When he counsels families who have moved away from or who are considering breaking from family traditions, he asks them to share their intention behind the change.

"I encourage people to really weigh why they are changing something," he explains. "They better have a good rationale. I say this because there is nothing more powerful than ritual. Even the order of traditions, the literal following of them, can be important to families. We live through symbols and metaphors.

"Tradition is about much more than the tree or dreidel song. It's the blood moving through you."

Family trees merging

Karen Copera, originally of Birmingham and now a Chicago resident, was terrified when, last year, she told her mom and stepfather that she and her husband would not be home in Michigan for Thanksgiving – for the first time ever.
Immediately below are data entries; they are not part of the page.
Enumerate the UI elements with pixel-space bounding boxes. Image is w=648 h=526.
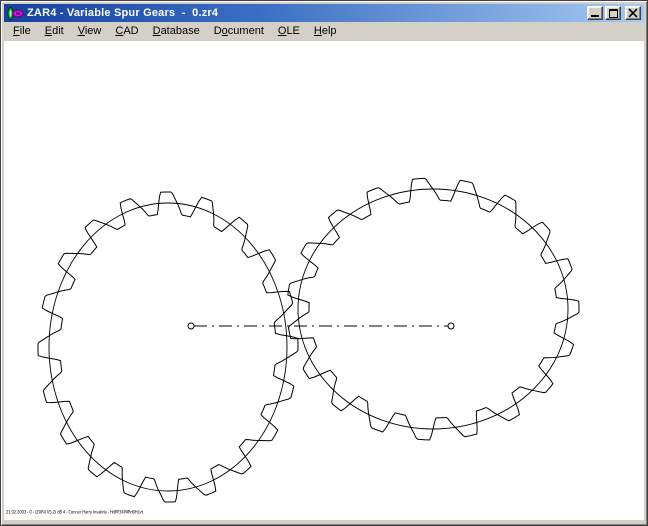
- app-icon[interactable]: [6, 6, 24, 21]
- menu-bar: File Edit View CAD Database Document OLE Help: [4, 22, 644, 41]
- zar4-window: ZAR4 - Variable Spur Gears - 0.zr4 File E…: [0, 0, 648, 526]
- drawing-footer-stamp: 21.02.2003 - 0 - (ZAR4 V5.2) dB 4 - Conn…: [6, 510, 143, 516]
- menu-item-help[interactable]: Help: [307, 23, 344, 39]
- menu-item-file[interactable]: File: [6, 23, 38, 39]
- gear-pair-drawing: [37, 177, 580, 503]
- menu-item-document[interactable]: Document: [207, 23, 271, 39]
- minimize-button[interactable]: [587, 6, 603, 20]
- maximize-icon: [608, 9, 618, 18]
- drawing-area: 21.02.2003 - 0 - (ZAR4 V5.2) dB 4 - Conn…: [4, 41, 644, 520]
- close-icon: [628, 8, 638, 18]
- menu-item-cad[interactable]: CAD: [108, 23, 145, 39]
- menu-item-ole[interactable]: OLE: [271, 23, 307, 39]
- close-button[interactable]: [625, 6, 641, 20]
- caption-buttons: [587, 6, 641, 20]
- menu-item-database[interactable]: Database: [146, 23, 207, 39]
- window-title: ZAR4 - Variable Spur Gears - 0.zr4: [27, 7, 219, 19]
- maximize-button[interactable]: [605, 6, 621, 20]
- menu-item-edit[interactable]: Edit: [38, 23, 71, 39]
- minimize-icon: [591, 15, 599, 17]
- menu-item-view[interactable]: View: [71, 23, 109, 39]
- title-bar[interactable]: ZAR4 - Variable Spur Gears - 0.zr4: [4, 4, 644, 22]
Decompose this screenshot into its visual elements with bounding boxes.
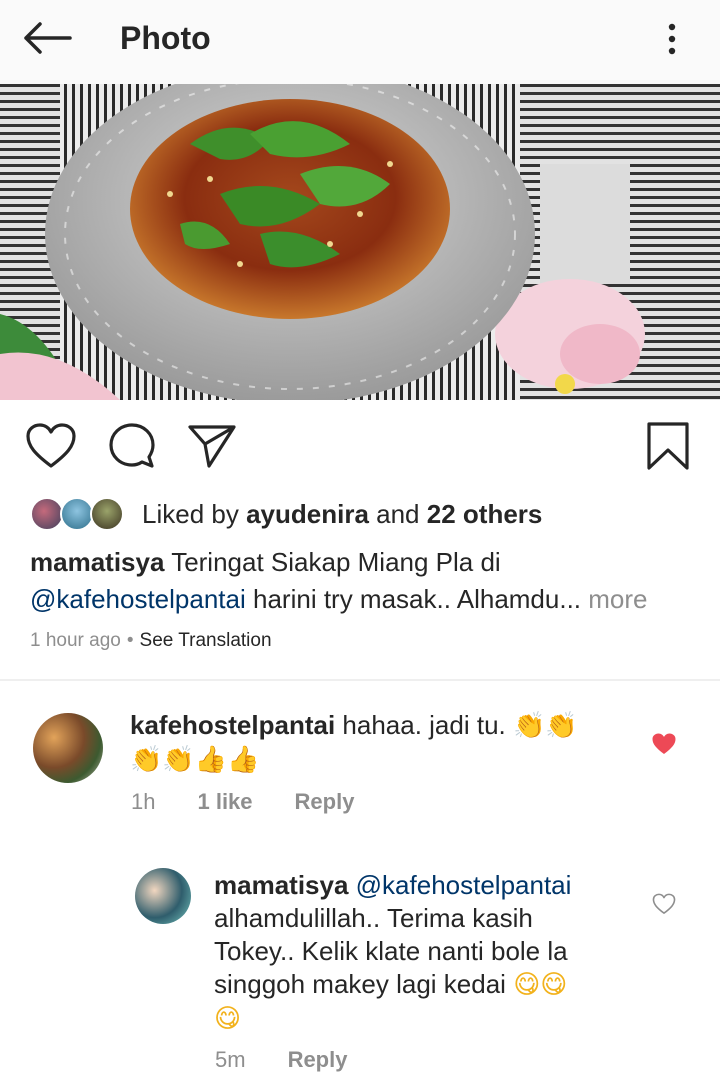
yum-emoji: 😋 — [214, 1004, 242, 1034]
caption-text: harini try masak.. Alhamdu... — [253, 584, 582, 614]
separator-dot: • — [126, 630, 134, 651]
post-timestamp: 1 hour ago — [30, 630, 121, 651]
avatar[interactable] — [33, 713, 103, 783]
see-translation-link[interactable]: See Translation — [140, 630, 272, 652]
comment-username[interactable]: mamatisya — [214, 870, 348, 900]
liked-by-row[interactable]: Liked by ayudenira and 22 others — [30, 494, 542, 534]
post-photo[interactable] — [0, 84, 720, 400]
comment-username[interactable]: kafehostelpantai — [130, 710, 335, 740]
post-caption: mamatisya Teringat Siakap Miang Pla di @… — [30, 544, 700, 618]
heart-icon — [26, 423, 76, 468]
reply-button[interactable]: Reply — [295, 789, 355, 815]
heart-filled-icon — [652, 733, 676, 754]
caption-username[interactable]: mamatisya — [30, 547, 164, 577]
share-button[interactable] — [184, 418, 240, 474]
divider — [0, 679, 720, 681]
back-button[interactable] — [18, 14, 76, 62]
caption-text: Teringat Siakap Miang Pla di — [171, 547, 501, 577]
liked-by-text: Liked by ayudenira and 22 others — [142, 498, 543, 529]
avatar[interactable] — [135, 868, 191, 924]
page-title: Photo — [120, 20, 211, 56]
more-options-button[interactable] — [650, 16, 694, 62]
liked-by-user[interactable]: ayudenira — [246, 499, 369, 529]
heart-icon — [652, 893, 676, 914]
comment-icon — [109, 423, 155, 468]
reply-button[interactable]: Reply — [288, 1047, 348, 1073]
comment-likes[interactable]: 1 like — [197, 789, 252, 815]
comment-meta: 1h 1 like Reply — [131, 789, 354, 815]
clap-thumbs-emoji: 👏👏👍👍 — [130, 745, 260, 775]
comment-meta: 5m Reply — [215, 1047, 347, 1073]
liked-by-others[interactable]: 22 others — [427, 499, 543, 529]
post-meta: 1 hour ago • See Translation — [30, 630, 272, 652]
save-button[interactable] — [640, 418, 696, 474]
like-button[interactable] — [23, 418, 79, 474]
comment-text: mamatisya @kafehostelpantai alhamdulilla… — [214, 870, 572, 1034]
caption-more-link[interactable]: more — [588, 584, 647, 614]
avatar — [60, 497, 94, 531]
liker-avatars — [30, 494, 130, 534]
comment-button[interactable] — [104, 418, 160, 474]
comment-like-button[interactable] — [648, 730, 680, 758]
bookmark-icon — [647, 422, 689, 470]
arrow-left-icon — [24, 22, 72, 54]
comment-mention[interactable]: @kafehostelpantai — [356, 870, 572, 900]
avatar — [90, 497, 124, 531]
yum-emoji: 😋😋 — [513, 970, 568, 1000]
comment-text: kafehostelpantai hahaa. jadi tu. 👏👏 👏👏👍👍 — [130, 710, 578, 775]
clap-emoji: 👏👏 — [513, 711, 578, 741]
caption-mention[interactable]: @kafehostelpantai — [30, 584, 246, 614]
avatar — [30, 497, 64, 531]
paper-plane-icon — [188, 425, 236, 468]
more-vertical-icon — [668, 23, 676, 55]
top-bar: Photo — [0, 0, 720, 84]
comment-like-button[interactable] — [648, 890, 680, 918]
comment-time: 1h — [131, 789, 156, 814]
post-action-bar — [0, 418, 720, 474]
comment-time: 5m — [215, 1047, 246, 1072]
"We have always felt stress in having to fit into other people's plans," she explains. "Since my brother and his family moved to Florida, holidays have revolved around him and whether and when he can come home. The expectation is that because we don't live as far away from home as he does, that we must oblige to whatever schedule he sets."

Now expecting her first child, a baby boy due in February, Copera is relieved that a precedent has been set – and that she and her growing family won't necessarily be expected to fall in line when the holidays roll around each year.

"My husband and I are excited to establish our own traditions," she says. "Last Thanksgiving was so relaxed. We really enjoyed doing our own thing. We wanted to make and eat what wanted to eat, not what someone else made."

While Copera and her husband plan to return to Birmingham for Christmas this year, she thinks that tradition too will change after the baby's arrival.

"I want my kids to wake up in their own beds in their own home," Copera says. "In an ideal world, we would all live in the same place and our kids could wake up at home on Christmas morning, and we could see the rest of the family later in the day. But going forward, my family will just have to be more flexible about Christmas not being celebrated on Christmas Day itself."